Currently, detailed mechanism of action data is not available in this evidence pack. Based on known pharmacological information, alfuzosin is a selective alpha-1 adrenergic receptor antagonist. It works by blocking alpha-1 receptors in the smooth muscle of the prostate and bladder neck, thereby relieving urinary outflow obstruction in BPH. Alpha-1 receptors are also present in other tissues including dermal arrector pili muscles, vascular smooth muscle, and the central nervous system.
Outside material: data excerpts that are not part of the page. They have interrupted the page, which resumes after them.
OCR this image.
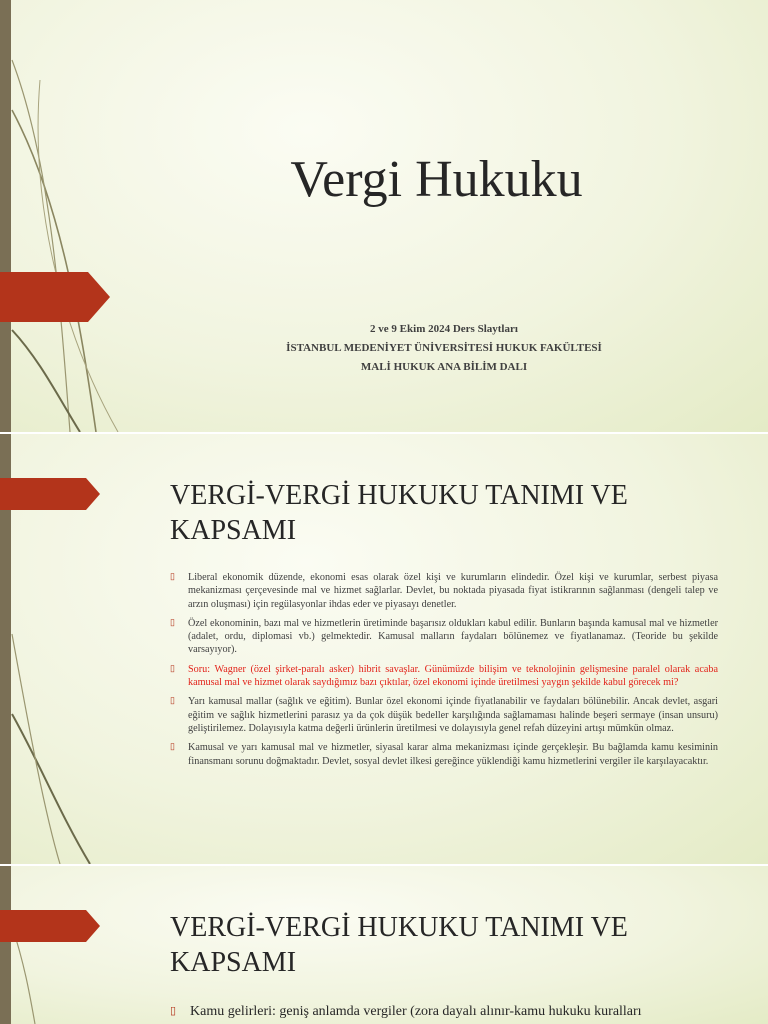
Vergi Hukuku
2 ve 9 Ekim 2024 Ders Slaytları
İSTANBUL MEDENİYET ÜNİVERSİTESİ HUKUK FAKÜLTESİ
MALİ HUKUK ANA BİLİM DALI
VERGİ-VERGİ HUKUKU TANIMI VE
KAPSAMI
▯ Liberal ekonomik düzende, ekonomi esas olarak özel kişi ve kurumların elindedir. Özel kişi ve kurumlar, serbest piyasa mekanizması çerçevesinde mal ve hizmet sağlarlar. Devlet, bu noktada piyasada fiyat istikrarının sağlanması (dengeli talep ve arzın oluşması) için regülasyonlar ihdas eder ve piyasayı denetler.
▯ Özel ekonominin, bazı mal ve hizmetlerin üretiminde başarısız oldukları kabul edilir. Bunların başında kamusal mal ve hizmetler (adalet, ordu, diplomasi vb.) gelmektedir. Kamusal malların faydaları bölünemez ve fiyatlanamaz. (Teoride bu şekilde varsayıyor).
▯ Soru: Wagner (özel şirket-paralı asker) hibrit savaşlar. Günümüzde bilişim ve teknolojinin gelişmesine paralel olarak acaba kamusal mal ve hizmet olarak saydığımız bazı çıktılar, özel ekonomi içinde üretilmesi yaygın şekilde kabul görecek mi?
▯ Yarı kamusal mallar (sağlık ve eğitim). Bunlar özel ekonomi içinde fiyatlanabilir ve faydaları bölünebilir. Ancak devlet, asgari eğitim ve sağlık hizmetlerini parasız ya da çok düşük bedeller karşılığında sağlamaması halinde beşeri sermaye (insan unsuru) geliştirilemez. Dolayısıyla katma değerli ürünlerin üretilmesi ve dolayısıyla genel refah düzeyini artışı mümkün olmaz.
▯ Kamusal ve yarı kamusal mal ve hizmetler, siyasal karar alma mekanizması içinde gerçekleşir. Bu bağlamda kamu kesiminin finansmanı sorunu doğmaktadır. Devlet, sosyal devlet ilkesi gereğince yüklendiği kamu hizmetlerini vergiler ile karşılayacaktır.
VERGİ-VERGİ HUKUKU TANIMI VE
KAPSAMI
▯ Kamu gelirleri: geniş anlamda vergiler (zora dayalı alınır-kamu hukuku kuralları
Ambras syndrome (hypertrichosis universalis congenita of the Ambras type) is a genetic disorder caused by pericentromeric structural rearrangements of chromosome 8, leading to constitutive overexpression of genes that drive generalized excessive hair growth. The disease mechanism is structural and genomic, not receptor-mediated. While alpha-1 receptors are present in arrector pili muscles — which control hair follicle orientation — antagonizing these receptors has no known capacity to correct or reverse a chromosomal gene-dosage defect driving hair overgrowth.
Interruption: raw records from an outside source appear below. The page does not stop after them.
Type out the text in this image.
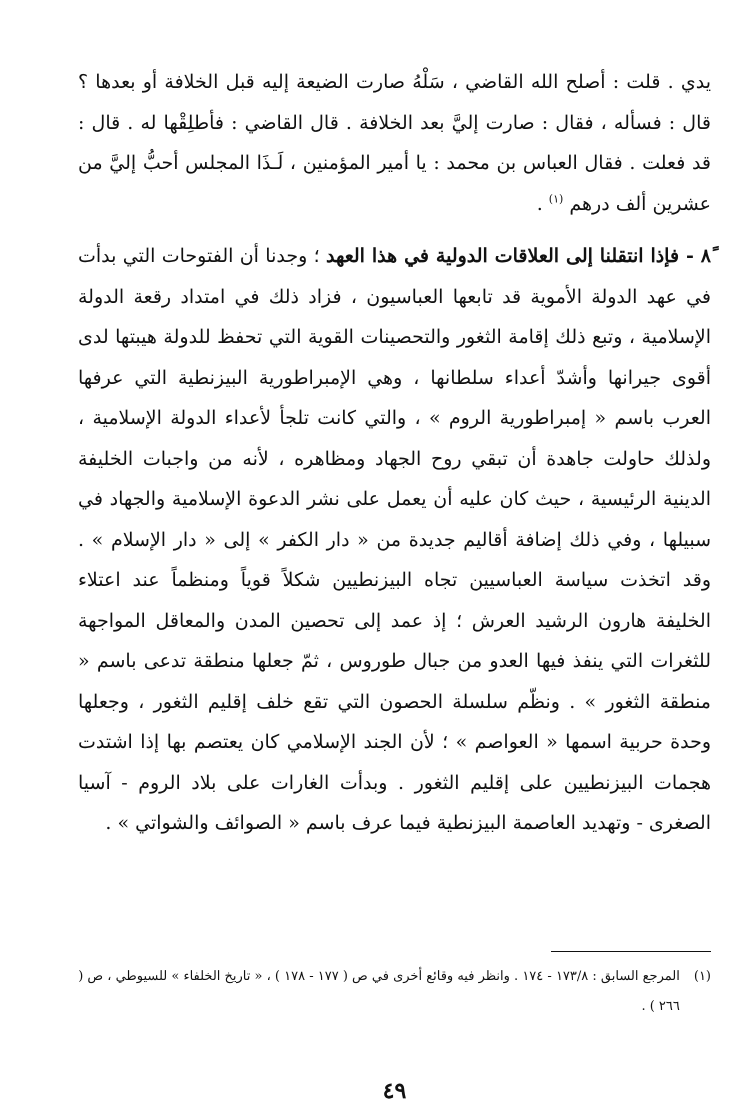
يدي . قلت : أصلح الله القاضي ، سَلْهُ صارت الضيعة إليه قبل الخلافة أو بعدها ؟ قال : فسأله ، فقال : صارت إليَّ بعد الخلافة . قال القاضي : فأطلِقْها له . قال : قد فعلت . فقال العباس بن محمد : يا أمير المؤمنين ، لَـذَا المجلس أحبُّ إليَّ من عشرين ألف درهم $^{(١)}$ .

٨ً - فإذا انتقلنا إلى العلاقات الدولية في هذا العهد ؛ وجدنا أن الفتوحات التي بدأت في عهد الدولة الأموية قد تابعها العباسيون ، فزاد ذلك في امتداد رقعة الدولة الإسلامية ، وتبع ذلك إقامة الثغور والتحصينات القوية التي تحفظ للدولة هيبتها لدى أقوى جيرانها وأشدّ أعداء سلطانها ، وهي الإمبراطورية البيزنطية التي عرفها العرب باسم « إمبراطورية الروم » ، والتي كانت تلجأ لأعداء الدولة الإسلامية ، ولذلك حاولت جاهدة أن تبقي روح الجهاد ومظاهره ، لأنه من واجبات الخليفة الدينية الرئيسية ، حيث كان عليه أن يعمل على نشر الدعوة الإسلامية والجهاد في سبيلها ، وفي ذلك إضافة أقاليم جديدة من « دار الكفر » إلى « دار الإسلام » . وقد اتخذت سياسة العباسيين تجاه البيزنطيين شكلاً قوياً ومنظماً عند اعتلاء الخليفة هارون الرشيد العرش ؛ إذ عمد إلى تحصين المدن والمعاقل المواجهة للثغرات التي ينفذ فيها العدو من جبال طوروس ، ثمّ جعلها منطقة تدعى باسم « منطقة الثغور » . ونظّم سلسلة الحصون التي تقع خلف إقليم الثغور ، وجعلها وحدة حربية اسمها « العواصم » ؛ لأن الجند الإسلامي كان يعتصم بها إذا اشتدت هجمات البيزنطيين على إقليم الثغور . وبدأت الغارات على بلاد الروم - آسيا الصغرى - وتهديد العاصمة البيزنطية فيما عرف باسم « الصوائف والشواتي » .

(١)
المرجع السابق : ١٧٣/٨ - ١٧٤ . وانظر فيه وقائع أخرى في ص ( ١٧٧ - ١٧٨ ) ، « تاريخ الخلفاء » للسيوطي ، ص ( ٢٦٦ ) .
٤٩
The high TxGNN prediction score most likely reflects graph network neighborhood similarity: in the TxGNN knowledge graph, alfuzosin’s node may cluster near dermatological disease nodes due to indirect biological associations, rather than a direct pharmacological mechanism. This is explicitly a model inference artifact, not a mechanistic prediction. The mechanistic link is considered weak, and no translational pathway from alpha-1 blockade to treatment of Ambras syndrome has been described in the literature.
Clinical Trial Evidence
Currently no related clinical trials registered.
Literature Evidence
Currently no related literature available.
Safety Considerations
Please refer to the package insert for safety information.
Conclusion and Next Steps
Decision: Hold
Rationale: All ten predicted indications for alfuzosin are rated L5 (model prediction only) with no supporting clinical trials or directly relevant publications. For the top-ranked indication, Ambras syndrome, the underlying disease is caused by a chromosomal structural defect, and there is no established mechanism by which alpha-1 receptor blockade could address this pathology.
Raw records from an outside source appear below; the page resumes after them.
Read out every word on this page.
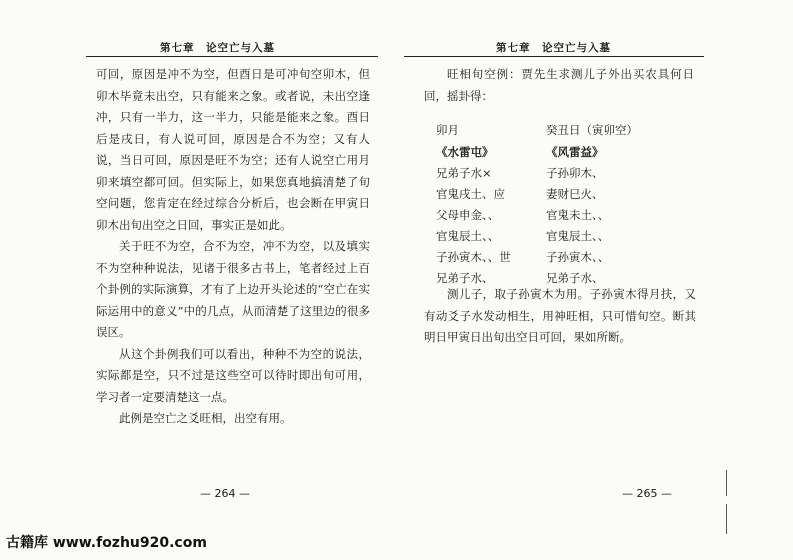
第七章　论空亡与入墓

可回，原因是冲不为空，但酉日是可冲旬空卯木，但卯木毕竟未出空，只有能来之象。或者说，未出空逢冲，只有一半力，这一半力，只能是能来之象。酉日后是戌日，有人说可回，原因是合不为空；又有人说，当日可回，原因是旺不为空；还有人说空亡用月卯来填空都可回。但实际上，如果您真地搞清楚了旬空问题，您肯定在经过综合分析后，也会断在甲寅日卯木出旬出空之日回，事实正是如此。

关于旺不为空，合不为空，冲不为空，以及填实不为空种种说法，见诸于很多古书上，笔者经过上百个卦例的实际演算，才有了上边开头论述的“空亡在实际运用中的意义”中的几点，从而清楚了这里边的很多误区。

从这个卦例我们可以看出，种种不为空的说法，实际都是空，只不过是这些空可以待时即出旬可用，学习者一定要清楚这一点。

此例是空亡之爻旺相，出空有用。

— 264 —
第七章　论空亡与入墓

旺相旬空例：贾先生求测儿子外出买农具何日回，摇卦得：

卯月	癸丑日（寅卯空）
《水雷屯》
兄弟子水×
官鬼戌土、应
父母申金、、
官鬼辰土、、
子孙寅木、、世
兄弟子水、
《风雷益》
子孙卯木、
妻财巳火、
官鬼未土、、
官鬼辰土、、
子孙寅木、、
兄弟子水、

测儿子，取子孙寅木为用。子孙寅木得月扶，又有动爻子水发动相生，用神旺相，只可惜旬空。断其明日甲寅日出旬出空日可回，果如所断。

— 265 —
古籍库 www.fozhu920.com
To proceed, the following is needed:
- Detailed MOA data from DrugBank to confirm the receptor pharmacology profile (currently a High-severity data gap)
- FDA package insert warnings and contraindications (currently a Blocking data gap — required before any safety assessment)
- Drug-drug interaction data (currently not found in the database)
- Verification of US FDA market status — alfuzosin (UroXatral®) is known to have received FDA approval for BPH, but this pipeline recorded 0 licenses, suggesting a data ingestion gap that should be resolved
- Pre-clinical mechanistic evidence that alpha-1 receptor blockade has any biologically plausible effect on hair follicle biology in genetically driven hypertrichosis before this line of research is reconsidered
Disclaimer
This content is for research purposes only and does not constitute medical advice. Clinical validation is required before any clinical application.